Era Estevão. Não foi preciso repeti-lo para que o reconhecessem. Se lhe tivessem chamado Sir Walter Raleigh, talvez, até eles ter-se-iam impressionado com seu sotaque de gringo, com sua arara no ombro, com seu arcabuz de matar canibais, mas Estevão só podia ser único no mundo e ali estava atirado, como um peixe inútil, sem polainas, com umas calças que não lhe ca­biam e umas unhas cheias de barro, que só se podia cortar a faca. Bastou que lhe tirassem o lenço do rosto para perceber que estava envergonhado, de que não tinha a culpa de ser tão grande, nem tão pesado, nem tão bonito, e se soubesse que isso ia acontecer, teria procurado um lugar mais discreto para afogar-se, de verdade, me amarraria eu mesmo uma âncora de ga­leão no pescoço e teria tropeçado como quem não quer nada nas escarpas, para não andar agora estorvando com este morto de quarta-feira, como vocês chamam, para não molestar ninguém com esta porcaria de pre­sunto que nada tem a ver comigo.
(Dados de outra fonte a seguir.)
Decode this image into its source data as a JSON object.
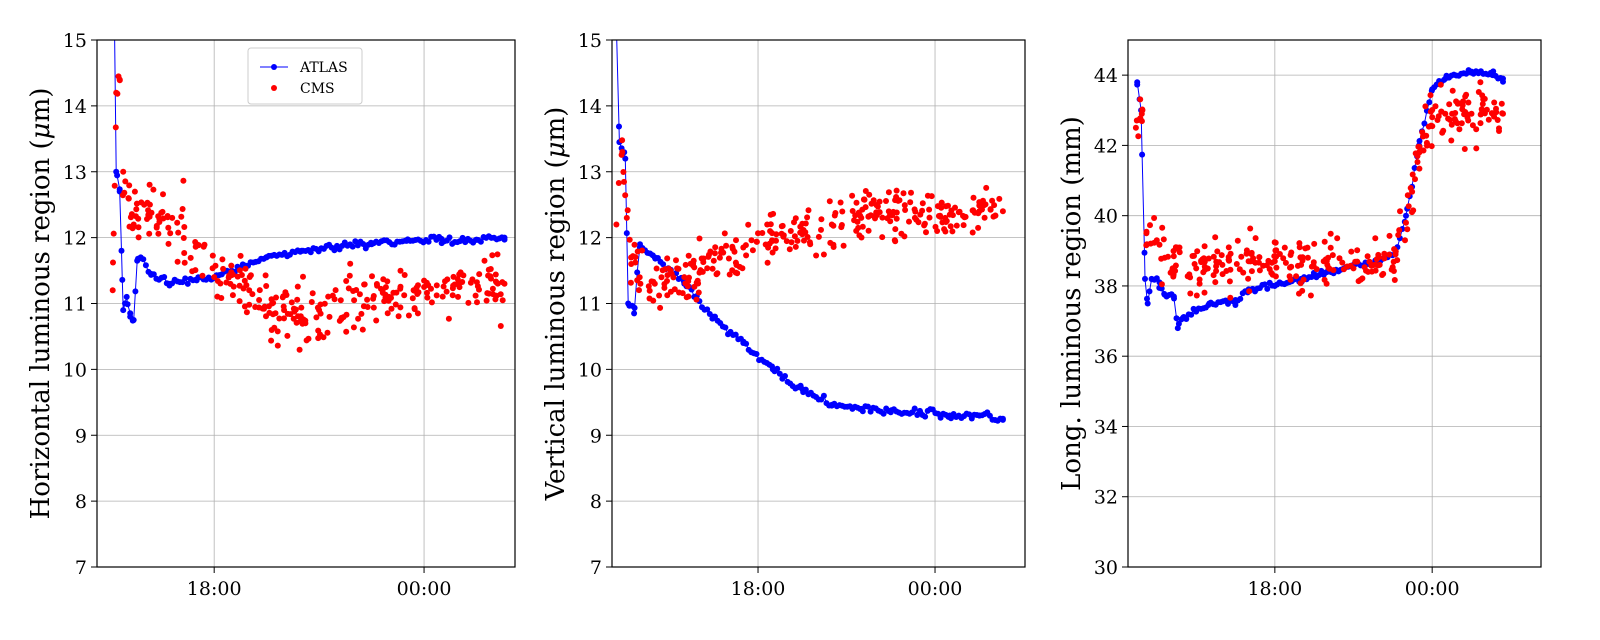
{
  "figure": {
    "series_colors": {
      "ATLAS": "#0000ff",
      "CMS": "#ff0000"
    },
    "grid": true
  },
  "chart_data": [
    {
      "type": "scatter",
      "ylabel": "Horizontal luminous region (μm)",
      "ylabel_parts": [
        "Horizontal luminous region (",
        "μ",
        "m)"
      ],
      "x_unit": "hours since 18:00 (display only)",
      "xlim": [
        -3.35,
        8.6
      ],
      "ylim": [
        7,
        15
      ],
      "xticks": [
        0,
        6
      ],
      "xtick_labels": [
        "18:00",
        "00:00"
      ],
      "yticks": [
        7,
        8,
        9,
        10,
        11,
        12,
        13,
        14,
        15
      ],
      "ytick_labels": [
        "7",
        "8",
        "9",
        "10",
        "11",
        "12",
        "13",
        "14",
        "15"
      ],
      "legend": {
        "position": "top-center-left",
        "entries": [
          "ATLAS",
          "CMS"
        ]
      },
      "series": [
        {
          "name": "ATLAS",
          "style": "line+markers",
          "anchors": [
            [
              -2.85,
              15.2
            ],
            [
              -2.8,
              13.0
            ],
            [
              -2.7,
              12.7
            ],
            [
              -2.65,
              11.8
            ],
            [
              -2.6,
              10.9
            ],
            [
              -2.5,
              11.1
            ],
            [
              -2.4,
              10.8
            ],
            [
              -2.3,
              10.75
            ],
            [
              -2.2,
              11.65
            ],
            [
              -2.1,
              11.7
            ],
            [
              -1.8,
              11.45
            ],
            [
              -1.3,
              11.3
            ],
            [
              -0.5,
              11.35
            ],
            [
              0.5,
              11.5
            ],
            [
              1.5,
              11.7
            ],
            [
              2.5,
              11.8
            ],
            [
              3.5,
              11.85
            ],
            [
              4.5,
              11.9
            ],
            [
              5.5,
              11.95
            ],
            [
              6.5,
              11.98
            ],
            [
              7.5,
              11.97
            ],
            [
              8.3,
              12.0
            ]
          ]
        },
        {
          "name": "CMS",
          "style": "markers",
          "anchors": [
            [
              -2.9,
              11.2
            ],
            [
              -2.8,
              14.2
            ],
            [
              -2.7,
              14.4
            ],
            [
              -2.6,
              13.0
            ],
            [
              -2.45,
              12.6
            ],
            [
              -2.3,
              12.2
            ],
            [
              -2.0,
              12.5
            ],
            [
              -1.2,
              12.3
            ],
            [
              -0.5,
              11.9
            ],
            [
              0.0,
              11.4
            ],
            [
              1.0,
              11.2
            ],
            [
              2.0,
              10.9
            ],
            [
              3.0,
              10.9
            ],
            [
              4.0,
              11.05
            ],
            [
              5.0,
              11.1
            ],
            [
              6.0,
              11.25
            ],
            [
              7.0,
              11.3
            ],
            [
              8.3,
              11.3
            ]
          ],
          "noise": 0.22
        }
      ]
    },
    {
      "type": "scatter",
      "ylabel": "Vertical luminous region (μm)",
      "ylabel_parts": [
        "Vertical luminous region (",
        "μ",
        "m)"
      ],
      "x_unit": "hours since 18:00 (display only)",
      "xlim": [
        -4.95,
        9.05
      ],
      "ylim": [
        7,
        15
      ],
      "xticks": [
        0,
        6
      ],
      "xtick_labels": [
        "18:00",
        "00:00"
      ],
      "yticks": [
        7,
        8,
        9,
        10,
        11,
        12,
        13,
        14,
        15
      ],
      "ytick_labels": [
        "7",
        "8",
        "9",
        "10",
        "11",
        "12",
        "13",
        "14",
        "15"
      ],
      "series": [
        {
          "name": "ATLAS",
          "style": "line+markers",
          "anchors": [
            [
              -4.8,
              15.2
            ],
            [
              -4.7,
              13.45
            ],
            [
              -4.5,
              13.2
            ],
            [
              -4.4,
              11.0
            ],
            [
              -4.2,
              10.85
            ],
            [
              -4.0,
              11.9
            ],
            [
              -3.5,
              11.7
            ],
            [
              -2.5,
              11.3
            ],
            [
              -1.5,
              10.8
            ],
            [
              -0.5,
              10.4
            ],
            [
              0.5,
              10.0
            ],
            [
              1.5,
              9.7
            ],
            [
              2.5,
              9.45
            ],
            [
              3.5,
              9.4
            ],
            [
              4.5,
              9.35
            ],
            [
              5.5,
              9.35
            ],
            [
              6.5,
              9.3
            ],
            [
              7.5,
              9.3
            ],
            [
              8.3,
              9.25
            ]
          ]
        },
        {
          "name": "CMS",
          "style": "markers",
          "anchors": [
            [
              -4.8,
              12.2
            ],
            [
              -4.6,
              13.3
            ],
            [
              -4.45,
              12.3
            ],
            [
              -4.3,
              11.6
            ],
            [
              -3.5,
              11.3
            ],
            [
              -2.5,
              11.4
            ],
            [
              -1.5,
              11.65
            ],
            [
              -0.5,
              11.85
            ],
            [
              0.5,
              11.95
            ],
            [
              1.5,
              12.05
            ],
            [
              2.5,
              12.2
            ],
            [
              3.5,
              12.3
            ],
            [
              4.5,
              12.35
            ],
            [
              5.5,
              12.35
            ],
            [
              6.5,
              12.35
            ],
            [
              7.5,
              12.4
            ],
            [
              8.3,
              12.4
            ]
          ],
          "noise": 0.2
        }
      ]
    },
    {
      "type": "scatter",
      "ylabel": "Long. luminous region (mm)",
      "ylabel_parts": [
        "Long. luminous region (mm)"
      ],
      "x_unit": "hours since 18:00 (display only)",
      "xlim": [
        -5.6,
        10.15
      ],
      "ylim": [
        30,
        45
      ],
      "xticks": [
        0,
        6
      ],
      "xtick_labels": [
        "18:00",
        "00:00"
      ],
      "yticks": [
        30,
        32,
        34,
        36,
        38,
        40,
        42,
        44
      ],
      "ytick_labels": [
        "30",
        "32",
        "34",
        "36",
        "38",
        "40",
        "42",
        "44"
      ],
      "series": [
        {
          "name": "ATLAS",
          "style": "line+markers",
          "anchors": [
            [
              -5.25,
              43.8
            ],
            [
              -5.1,
              43.0
            ],
            [
              -4.95,
              38.2
            ],
            [
              -4.85,
              37.5
            ],
            [
              -4.7,
              38.2
            ],
            [
              -4.4,
              38.1
            ],
            [
              -4.2,
              37.75
            ],
            [
              -3.85,
              37.7
            ],
            [
              -3.7,
              36.8
            ],
            [
              -3.5,
              37.1
            ],
            [
              -2.5,
              37.5
            ],
            [
              -1.5,
              37.6
            ],
            [
              -1.0,
              37.9
            ],
            [
              0.0,
              38.0
            ],
            [
              1.0,
              38.2
            ],
            [
              2.0,
              38.4
            ],
            [
              3.0,
              38.6
            ],
            [
              4.0,
              38.7
            ],
            [
              4.6,
              38.9
            ],
            [
              5.0,
              40.0
            ],
            [
              5.5,
              42.0
            ],
            [
              6.0,
              43.6
            ],
            [
              6.5,
              43.9
            ],
            [
              7.5,
              44.1
            ],
            [
              8.3,
              44.0
            ],
            [
              8.7,
              43.9
            ]
          ]
        },
        {
          "name": "CMS",
          "style": "markers",
          "anchors": [
            [
              -5.3,
              42.5
            ],
            [
              -5.05,
              43.0
            ],
            [
              -4.9,
              39.5
            ],
            [
              -4.5,
              39.3
            ],
            [
              -4.2,
              38.8
            ],
            [
              -3.9,
              38.5
            ],
            [
              -3.0,
              38.5
            ],
            [
              -2.0,
              38.6
            ],
            [
              -1.0,
              38.7
            ],
            [
              0.0,
              38.7
            ],
            [
              1.0,
              38.6
            ],
            [
              2.0,
              38.6
            ],
            [
              3.0,
              38.5
            ],
            [
              4.0,
              38.6
            ],
            [
              4.6,
              38.9
            ],
            [
              5.0,
              39.8
            ],
            [
              5.5,
              41.8
            ],
            [
              6.0,
              42.8
            ],
            [
              6.5,
              42.9
            ],
            [
              7.5,
              42.9
            ],
            [
              8.3,
              42.9
            ],
            [
              8.7,
              42.9
            ]
          ],
          "noise": 0.38
        }
      ]
    }
  ]
}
Havia tanta verdade no seu modo de estar que até os homens mais descon­fiados, os que achavam amargas as longas noites do mar, temendo que suas mulheres se cansassem de so­nhar com eles para sonhar com os afogados, até esses, e outros mais empedernidos, estremeceram até a me­dula com a sinceridade de Estevão

Foi por isso que lhe fizeram o funeral mais esplêndido que se podia conceber para um afogado enjeitado. Algumas mulheres, que tinham ido buscar flores nos povoados vizinhos, voltaram com outras que não acreditavam no que lhes contavam, e estas foram buscar mais flores quando viram o morto, e levaram mais e mais, até que houve tantas flores e tanta gente que mal se podia caminhar. Na última hora, doeu-lhes devolvê-lo órfão às águas, e lhe deram um pai e uma mãe dentre os melhores, e outros se fizeram seus irmãos, tios e primos de tal forma que, através dele, todos os habitantes do povoado acabaram por ser pa­rentes entre si. Alguns marinheiros que ouviram o choro à distância perderam a segurança do rumo, e se soube de um que se fez amarrar ao mastro maior, recordando antigas fábulas de sereias. Enquanto se dispu­tavam o privilégio de levá-lo nos ombros, pelo de­clive íngreme das escarpas, homens e mulheres perceberam, pela primeira vez, a desolação de suas ruas, a aridez de seus pátios, a estreiteza de seus sonhos, dian­te do esplendor e da beleza do seu afogado. Jogaram­-no sem âncora, para que voltasse se quisesse, e quando o quisesse, e todos prenderam a respiração durante a fração de séculos que demorou a queda do corpo até o abismo. Não tiveram necessidade de olhar-se uns aos outros para perceber que já não estavam todos, nem voltariam a estar jamais. Mas também sabiam que seria diferente desde então, que suas casas teriam as portas mais largas, os tetos mais altos, os pisos mais firmes, para que a lembrança de Estevão pudesse an­dar por toda parte, sem bater nas traves, e que nin­guém se atrevesse a sussurrar no futuro já morreu o bobo grande, que pena, já morreu o bobo bonito, por­que eles iam pintar as fachadas de cores alegres para eternizar a memória de Estevão, e iriam quebrar a espinha cavando mananciais nas pedras e semeando flores nas escarpas para que, nas auroras dos anos ven­turosos, os passageiros dos grandes navios despertassem sufocados por um perfume de jardins em alto-mar, e o capitão tivesse que baixar do seu castelo de proa, em uniforme de gala, astrolábio, estrela polar e sua enfia­da de medalhas de guerra, e, apontando o promontó­rio de rosas no horizonte do Caribe, dissesse em ca­torze línguas, olhem lá, onde o vento é agora tão manso que dorme debaixo das camas, lá, onde o sol brilha tanto que os girassóis não sabem para onde girar, sim, lá é o povoado de Estevão.